Philadelphia Customs and Border Protection (CBP) officers seized two shipments of ketamine at the Philadelphia International Airport on Sept. 30 and Oct. 2, bringing in a whopping 36 pounds of the drug.

The drugs were concealed in picture frames in two separate shipments that arrived on express air delivery, according to Patch.

Each shipment had six picture frames, all which arrived from The Netherlands and were headed for Hartford, Connecticut, per the same report.

#Philadelphia @CBP seized two shipments of ketamine concealed inside the corrugated backing of picture frames destined to an address in #Connecticut. Hartford @ICEgov special agents arrested one subject. Ketamine has been used as a date rape drug. Read https://t.co/m3DkDQWUih pic.twitter.com/J2ULZGQHxG

— CBP Mid-Atlantic (@CBPMidAtlantic) October 8, 2020

Philadelphia Customs officers and Customs officers in Chicago found a white substance hidden in the plastic backing of the frames, and used a chemical analyze to identify the substance as ketamine. (RELATED: 179 Arrested, $6.5 Million Seized In Worldwide Darknet Opioid Trafficking Crackdown)

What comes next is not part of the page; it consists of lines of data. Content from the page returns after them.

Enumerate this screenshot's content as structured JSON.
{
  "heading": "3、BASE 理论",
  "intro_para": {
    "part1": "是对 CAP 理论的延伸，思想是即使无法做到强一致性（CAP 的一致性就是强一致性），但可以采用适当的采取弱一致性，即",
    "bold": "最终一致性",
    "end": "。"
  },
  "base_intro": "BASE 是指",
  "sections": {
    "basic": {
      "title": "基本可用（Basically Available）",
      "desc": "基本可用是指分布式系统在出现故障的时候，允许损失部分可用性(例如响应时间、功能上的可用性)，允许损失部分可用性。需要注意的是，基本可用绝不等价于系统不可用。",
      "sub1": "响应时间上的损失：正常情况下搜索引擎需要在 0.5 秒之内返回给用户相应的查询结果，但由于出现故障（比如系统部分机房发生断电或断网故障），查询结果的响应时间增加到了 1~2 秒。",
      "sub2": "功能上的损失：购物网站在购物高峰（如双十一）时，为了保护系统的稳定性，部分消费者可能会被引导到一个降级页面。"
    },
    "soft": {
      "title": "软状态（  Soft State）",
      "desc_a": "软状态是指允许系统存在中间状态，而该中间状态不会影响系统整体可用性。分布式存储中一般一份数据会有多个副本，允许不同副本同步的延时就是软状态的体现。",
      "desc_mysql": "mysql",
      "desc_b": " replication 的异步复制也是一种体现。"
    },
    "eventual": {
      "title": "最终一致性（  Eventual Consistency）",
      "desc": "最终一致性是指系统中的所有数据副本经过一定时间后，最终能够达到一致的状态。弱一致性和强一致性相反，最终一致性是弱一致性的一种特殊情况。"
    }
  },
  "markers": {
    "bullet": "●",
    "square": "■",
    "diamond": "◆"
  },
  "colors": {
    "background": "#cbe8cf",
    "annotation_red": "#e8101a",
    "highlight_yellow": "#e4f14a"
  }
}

CBP turned the frames and drugs over to Homeland Security Investigations, according to ABC6.

Homeland Security special agents arrested a man in Hartford in connection to the drugs, per the same report.

Ketamine is a hallucinatory drug that can distort sights and sounds and induce flashbacks, hallucinations and feelings of calmness and relaxation, according to the Drug Enforcement Administration (DEA). The DEA says it is “sometimes used to facilitate sexual assault crimes” due to its short-acting anesthetic and hallucinogenic effects.

“Secreting dangerous drugs within picture frames is not a new concealment method; however, Customs and Border Protection officers must still effort to detect and intercept it,” Casey Durst, Director of Field Operations for CBP’s Baltimore Field Office, said in a statement from CBP. “CBP officers across the country often partner during illicit narcotics interceptions because we are all singularly focused on one very important mission – protecting our nation’s citizens from dangerous drugs.”